Friday, September 23, 2011 – Globe and Mail
ANNA MEHLER PAPERNY
Hamilton — Julian Leonetti has a habit of acing his civics exams. But you could argue he has an unfair advantage.
Mr. Leonetti, 18, was raised immersed in a political milieu – tagging along to meetings and putting up signs for his mom, Ontario NDP Leader Andrea Horwath.
He remembers going from day care to Ms. Horwath’s office in Hamilton city hall, where she was a councillor.
“I would hang with her secretaries and meet all the politicians. … It was actually a really, really, really good environment to grow up in,” he says.
Mind you, he wasn’t so sure about that at the time.
“When I was there, I was bored as hell. But when I look back on it, every other kid was sitting at home, watching Arthur on TV. Those kids weren’t learning what I was learning.”
What he soaked up, from years of hanging out at rallies and community meetings, was an ability to read total strangers.
“You kind of gain an understanding of where people come from when you have a lot of people around you all the time,” he says. “So I find it easier to connect with people.”
He’s at home in the Hamilton townhouse he and his mom share with their dog, a Schnauzer-Wheaten terrier cross named Waffles (insert political joke here). As he often is, he’s home alone.
But unlike most teens left in charge of the house, Mr. Leonetti swears he never parties when he has the place to himself.
“Oh my god, I hate drunk kids. I hate people walking through my house, picking stuff up.”
In fairness, he’s underage and being questioned by a nosy reporter. But when your mom heads to Queen’s Park when you’re 12 years old, he says, “I had to grow up fast” – especially after Ms. Horwath separated from Ben Leonetti his dad and her partner of 25 years.
That meant learning to cook for himself, starting with soup and Kraft Dinner and working his way up to more ambitious fare. It meant doing the dishes on his own.
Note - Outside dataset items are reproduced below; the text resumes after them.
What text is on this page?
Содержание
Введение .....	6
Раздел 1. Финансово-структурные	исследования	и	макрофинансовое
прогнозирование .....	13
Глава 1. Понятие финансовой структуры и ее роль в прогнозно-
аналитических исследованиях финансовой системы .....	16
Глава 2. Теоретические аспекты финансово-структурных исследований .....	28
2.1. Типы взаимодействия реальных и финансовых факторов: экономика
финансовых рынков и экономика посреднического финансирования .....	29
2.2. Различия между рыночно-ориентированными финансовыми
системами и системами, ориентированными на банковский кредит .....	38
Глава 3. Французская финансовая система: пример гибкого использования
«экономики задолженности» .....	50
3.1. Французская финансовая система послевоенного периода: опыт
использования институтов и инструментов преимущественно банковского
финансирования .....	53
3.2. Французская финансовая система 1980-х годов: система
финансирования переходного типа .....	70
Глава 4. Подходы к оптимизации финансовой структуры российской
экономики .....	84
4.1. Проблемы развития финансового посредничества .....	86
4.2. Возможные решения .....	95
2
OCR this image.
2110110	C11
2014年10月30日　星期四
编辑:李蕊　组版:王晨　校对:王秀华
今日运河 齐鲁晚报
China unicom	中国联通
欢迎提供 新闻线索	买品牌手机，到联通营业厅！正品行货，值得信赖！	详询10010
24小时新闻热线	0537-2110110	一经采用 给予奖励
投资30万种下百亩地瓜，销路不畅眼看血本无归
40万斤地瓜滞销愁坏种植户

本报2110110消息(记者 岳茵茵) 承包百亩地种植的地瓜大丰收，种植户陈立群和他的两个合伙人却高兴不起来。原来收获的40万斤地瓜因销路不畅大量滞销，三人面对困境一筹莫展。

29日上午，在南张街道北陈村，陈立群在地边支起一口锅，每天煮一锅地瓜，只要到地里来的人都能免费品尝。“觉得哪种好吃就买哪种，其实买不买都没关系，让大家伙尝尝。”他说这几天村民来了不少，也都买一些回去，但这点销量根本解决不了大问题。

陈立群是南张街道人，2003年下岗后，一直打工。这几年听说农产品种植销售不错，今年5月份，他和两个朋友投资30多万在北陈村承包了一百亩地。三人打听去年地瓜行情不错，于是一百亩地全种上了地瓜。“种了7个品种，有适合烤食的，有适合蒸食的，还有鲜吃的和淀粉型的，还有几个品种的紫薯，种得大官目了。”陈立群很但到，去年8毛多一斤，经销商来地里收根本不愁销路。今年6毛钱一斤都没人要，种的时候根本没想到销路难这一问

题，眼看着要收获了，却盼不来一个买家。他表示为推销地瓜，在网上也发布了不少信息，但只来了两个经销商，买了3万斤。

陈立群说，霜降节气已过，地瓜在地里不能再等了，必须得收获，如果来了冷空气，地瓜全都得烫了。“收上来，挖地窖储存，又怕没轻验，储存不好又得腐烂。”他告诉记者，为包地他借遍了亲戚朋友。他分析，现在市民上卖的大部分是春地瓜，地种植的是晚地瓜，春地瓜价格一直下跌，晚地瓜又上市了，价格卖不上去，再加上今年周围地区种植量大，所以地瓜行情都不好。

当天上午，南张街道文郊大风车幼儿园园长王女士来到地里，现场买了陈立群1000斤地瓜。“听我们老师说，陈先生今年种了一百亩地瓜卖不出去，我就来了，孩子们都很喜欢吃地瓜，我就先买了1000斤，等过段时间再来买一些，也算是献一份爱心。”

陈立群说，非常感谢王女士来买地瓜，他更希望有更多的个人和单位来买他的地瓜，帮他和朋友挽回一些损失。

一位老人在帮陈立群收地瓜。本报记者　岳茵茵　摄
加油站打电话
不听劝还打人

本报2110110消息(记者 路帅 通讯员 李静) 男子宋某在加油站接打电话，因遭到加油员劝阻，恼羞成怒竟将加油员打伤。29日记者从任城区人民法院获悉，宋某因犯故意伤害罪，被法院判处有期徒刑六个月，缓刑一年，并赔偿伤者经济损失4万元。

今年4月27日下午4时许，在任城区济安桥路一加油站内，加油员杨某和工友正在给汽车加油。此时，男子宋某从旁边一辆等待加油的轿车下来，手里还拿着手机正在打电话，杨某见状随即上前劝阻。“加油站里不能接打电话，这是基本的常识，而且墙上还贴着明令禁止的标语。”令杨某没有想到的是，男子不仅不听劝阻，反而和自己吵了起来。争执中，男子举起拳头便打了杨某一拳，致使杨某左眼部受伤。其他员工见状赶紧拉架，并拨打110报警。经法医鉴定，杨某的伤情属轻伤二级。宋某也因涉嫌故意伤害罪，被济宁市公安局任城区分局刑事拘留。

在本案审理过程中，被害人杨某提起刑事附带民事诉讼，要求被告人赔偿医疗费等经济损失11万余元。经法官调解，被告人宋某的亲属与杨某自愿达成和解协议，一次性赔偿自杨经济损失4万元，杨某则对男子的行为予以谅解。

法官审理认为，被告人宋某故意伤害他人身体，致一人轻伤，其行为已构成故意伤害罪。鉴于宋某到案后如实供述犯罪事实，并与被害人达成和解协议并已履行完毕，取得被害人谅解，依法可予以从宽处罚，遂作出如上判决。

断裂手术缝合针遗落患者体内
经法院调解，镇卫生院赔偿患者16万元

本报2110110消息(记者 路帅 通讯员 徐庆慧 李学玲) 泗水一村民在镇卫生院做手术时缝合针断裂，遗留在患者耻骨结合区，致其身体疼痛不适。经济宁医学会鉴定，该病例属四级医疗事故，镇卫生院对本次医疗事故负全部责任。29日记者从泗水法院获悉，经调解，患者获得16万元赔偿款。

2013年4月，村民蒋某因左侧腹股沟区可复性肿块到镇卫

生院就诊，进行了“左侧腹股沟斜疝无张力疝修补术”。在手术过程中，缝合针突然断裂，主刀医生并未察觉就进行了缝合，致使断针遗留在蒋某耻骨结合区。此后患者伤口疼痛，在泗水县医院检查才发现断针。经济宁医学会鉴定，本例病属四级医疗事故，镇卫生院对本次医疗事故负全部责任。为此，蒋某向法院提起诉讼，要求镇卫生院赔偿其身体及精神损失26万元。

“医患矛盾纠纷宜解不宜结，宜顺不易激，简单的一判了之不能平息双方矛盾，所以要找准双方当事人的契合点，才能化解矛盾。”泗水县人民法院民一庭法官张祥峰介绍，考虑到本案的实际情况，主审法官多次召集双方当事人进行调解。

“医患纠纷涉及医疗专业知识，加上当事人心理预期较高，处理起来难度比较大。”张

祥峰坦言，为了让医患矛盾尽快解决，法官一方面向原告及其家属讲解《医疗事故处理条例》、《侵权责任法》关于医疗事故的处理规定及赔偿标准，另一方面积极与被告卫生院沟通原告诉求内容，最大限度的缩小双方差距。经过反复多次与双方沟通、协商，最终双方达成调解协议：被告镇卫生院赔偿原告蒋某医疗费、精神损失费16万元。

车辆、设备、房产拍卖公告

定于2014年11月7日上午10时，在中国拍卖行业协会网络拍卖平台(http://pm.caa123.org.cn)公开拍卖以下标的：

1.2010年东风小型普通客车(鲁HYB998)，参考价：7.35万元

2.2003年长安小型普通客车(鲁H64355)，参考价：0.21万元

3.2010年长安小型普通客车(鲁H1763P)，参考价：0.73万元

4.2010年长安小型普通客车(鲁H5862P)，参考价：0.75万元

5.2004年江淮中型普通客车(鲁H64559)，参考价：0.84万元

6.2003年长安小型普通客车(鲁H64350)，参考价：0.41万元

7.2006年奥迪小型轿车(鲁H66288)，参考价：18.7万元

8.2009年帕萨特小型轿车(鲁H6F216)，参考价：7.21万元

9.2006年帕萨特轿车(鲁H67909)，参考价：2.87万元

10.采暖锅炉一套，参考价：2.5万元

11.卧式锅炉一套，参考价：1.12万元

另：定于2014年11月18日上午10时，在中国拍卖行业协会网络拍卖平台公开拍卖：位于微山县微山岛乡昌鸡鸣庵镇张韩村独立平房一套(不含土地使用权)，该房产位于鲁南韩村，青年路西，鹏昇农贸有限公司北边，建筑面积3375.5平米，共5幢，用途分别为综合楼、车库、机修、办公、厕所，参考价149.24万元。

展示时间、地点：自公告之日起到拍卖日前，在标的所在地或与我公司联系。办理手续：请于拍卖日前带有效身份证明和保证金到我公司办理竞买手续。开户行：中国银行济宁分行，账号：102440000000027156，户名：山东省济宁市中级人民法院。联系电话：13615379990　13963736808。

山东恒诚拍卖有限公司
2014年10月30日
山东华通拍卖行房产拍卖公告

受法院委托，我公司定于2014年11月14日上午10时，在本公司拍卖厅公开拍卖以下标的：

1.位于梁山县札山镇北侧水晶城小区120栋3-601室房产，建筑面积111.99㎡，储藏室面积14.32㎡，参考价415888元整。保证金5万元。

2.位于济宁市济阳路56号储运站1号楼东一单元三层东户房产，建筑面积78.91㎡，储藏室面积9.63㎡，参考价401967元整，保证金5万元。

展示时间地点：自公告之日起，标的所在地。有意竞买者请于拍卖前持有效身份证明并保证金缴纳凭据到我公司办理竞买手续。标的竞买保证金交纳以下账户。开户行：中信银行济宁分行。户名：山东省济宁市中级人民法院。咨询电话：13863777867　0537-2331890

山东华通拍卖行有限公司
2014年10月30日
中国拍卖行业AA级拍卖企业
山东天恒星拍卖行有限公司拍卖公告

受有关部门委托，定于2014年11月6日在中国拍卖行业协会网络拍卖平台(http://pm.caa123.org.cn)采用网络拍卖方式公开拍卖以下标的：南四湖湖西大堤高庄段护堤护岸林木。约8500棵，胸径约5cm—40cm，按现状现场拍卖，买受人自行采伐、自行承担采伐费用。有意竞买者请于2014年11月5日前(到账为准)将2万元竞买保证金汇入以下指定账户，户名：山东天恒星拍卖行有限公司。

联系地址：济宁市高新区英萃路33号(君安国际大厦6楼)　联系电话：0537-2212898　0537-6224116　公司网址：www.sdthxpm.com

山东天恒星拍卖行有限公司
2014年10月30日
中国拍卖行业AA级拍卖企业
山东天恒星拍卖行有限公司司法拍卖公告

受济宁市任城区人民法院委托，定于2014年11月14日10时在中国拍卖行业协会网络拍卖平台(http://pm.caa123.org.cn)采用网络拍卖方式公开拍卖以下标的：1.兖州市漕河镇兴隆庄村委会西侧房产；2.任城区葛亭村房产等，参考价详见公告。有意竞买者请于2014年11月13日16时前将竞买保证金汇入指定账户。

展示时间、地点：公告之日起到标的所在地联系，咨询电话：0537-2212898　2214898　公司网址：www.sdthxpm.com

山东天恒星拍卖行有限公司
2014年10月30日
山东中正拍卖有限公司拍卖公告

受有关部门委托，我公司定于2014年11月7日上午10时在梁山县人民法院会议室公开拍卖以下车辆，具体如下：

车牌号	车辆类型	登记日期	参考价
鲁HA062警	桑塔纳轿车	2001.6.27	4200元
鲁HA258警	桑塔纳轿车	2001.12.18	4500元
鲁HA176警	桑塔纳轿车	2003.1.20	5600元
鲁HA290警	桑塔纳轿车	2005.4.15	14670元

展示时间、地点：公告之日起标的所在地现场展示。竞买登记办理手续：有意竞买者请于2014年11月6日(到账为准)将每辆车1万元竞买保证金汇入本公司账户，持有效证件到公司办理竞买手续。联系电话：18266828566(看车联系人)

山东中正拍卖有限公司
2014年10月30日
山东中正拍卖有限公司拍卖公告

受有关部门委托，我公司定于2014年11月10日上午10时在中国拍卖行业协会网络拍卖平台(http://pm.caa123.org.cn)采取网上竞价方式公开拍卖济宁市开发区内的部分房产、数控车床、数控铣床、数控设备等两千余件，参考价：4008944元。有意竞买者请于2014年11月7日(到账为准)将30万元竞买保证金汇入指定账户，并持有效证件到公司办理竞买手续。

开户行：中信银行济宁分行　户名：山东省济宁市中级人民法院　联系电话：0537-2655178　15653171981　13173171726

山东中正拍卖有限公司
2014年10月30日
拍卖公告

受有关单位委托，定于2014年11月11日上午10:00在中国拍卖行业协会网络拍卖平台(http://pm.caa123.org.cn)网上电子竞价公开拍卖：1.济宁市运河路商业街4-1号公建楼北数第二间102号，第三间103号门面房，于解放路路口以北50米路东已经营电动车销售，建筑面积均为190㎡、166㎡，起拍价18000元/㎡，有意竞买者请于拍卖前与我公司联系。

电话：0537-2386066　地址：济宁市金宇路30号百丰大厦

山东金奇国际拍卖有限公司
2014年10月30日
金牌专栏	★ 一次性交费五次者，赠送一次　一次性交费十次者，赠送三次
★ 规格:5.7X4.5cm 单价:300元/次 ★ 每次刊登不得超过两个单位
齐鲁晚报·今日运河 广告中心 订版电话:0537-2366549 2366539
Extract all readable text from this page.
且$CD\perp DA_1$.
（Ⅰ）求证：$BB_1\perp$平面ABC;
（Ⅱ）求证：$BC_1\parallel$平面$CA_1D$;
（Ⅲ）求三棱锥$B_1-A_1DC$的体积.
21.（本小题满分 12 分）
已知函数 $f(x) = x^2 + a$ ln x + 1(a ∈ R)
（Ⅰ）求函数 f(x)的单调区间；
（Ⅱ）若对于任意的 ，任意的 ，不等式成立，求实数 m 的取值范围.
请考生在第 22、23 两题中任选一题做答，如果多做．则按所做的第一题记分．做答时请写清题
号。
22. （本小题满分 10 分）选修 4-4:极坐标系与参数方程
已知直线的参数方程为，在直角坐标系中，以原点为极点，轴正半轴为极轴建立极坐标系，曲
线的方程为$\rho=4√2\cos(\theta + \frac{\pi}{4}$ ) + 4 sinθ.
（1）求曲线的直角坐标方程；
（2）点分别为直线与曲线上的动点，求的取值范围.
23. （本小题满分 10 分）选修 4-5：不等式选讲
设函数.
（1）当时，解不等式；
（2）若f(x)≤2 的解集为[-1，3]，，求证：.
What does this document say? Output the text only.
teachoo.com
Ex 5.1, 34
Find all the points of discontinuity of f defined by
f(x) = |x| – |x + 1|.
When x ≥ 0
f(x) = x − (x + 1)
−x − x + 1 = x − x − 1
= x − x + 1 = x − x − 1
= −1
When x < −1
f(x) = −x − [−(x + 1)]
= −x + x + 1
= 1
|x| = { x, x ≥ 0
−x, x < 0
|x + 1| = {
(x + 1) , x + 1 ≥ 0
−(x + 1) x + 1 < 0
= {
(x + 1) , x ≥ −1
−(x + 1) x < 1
But it also meant getting over the “separation anxiety,” as he puts it, that many of his friends still get when their parents are gone.
“I became my own person pretty fast.”
(In case you were wondering, he says his mom’s totally fine with him having long hair)
That’s not to say he doesn’t take an interest in what Ms. Horwath is doing. Years ago he learned to chart her political schedule by who was leaving messages for her.
He also takes credit for the slogan – “It’s time” – used in her first provincial campaign. “Oh, yeah. That was me. That was all right here,” he says, tapping his head.
And he knows firsthand how personally Ms. Horwath’s work affects her.
“On city council, if she’d be fighting the other city councillors, and not be able to do anything, she’d come home crying a lot,” he says. “It hasn’t happened lately – she’s really strong. But … when Jack Layton died, I woke up to crying that morning.”
This is Ms. Horwath’s first campaign in which her son isn’t taking an active role – largely because he has his own job, working part-time in a cafeteria at McMaster to save money for a trip he’s planning.
He had a chance to briefly check out her campaign bus. He thinks it’s cool, but was not a fan of its culinary offerings.
“I was waiting all day for lunch, then I got on that bus and they gave me some triangles with fish on it. And I hate fish. It was gross.”
Mr. Leonetti swears he has no plans to follow in her political footsteps – “ I could never be an elected official.”
Instead, the guitar-playing heavy metal aficionado hopes someday to study music recording at a college nearby.
For the record, though, he thinks his mom would make a good premier.
“She’d be in her complete element with that. She’d be surrounded by work all the time. She’d be stoked.”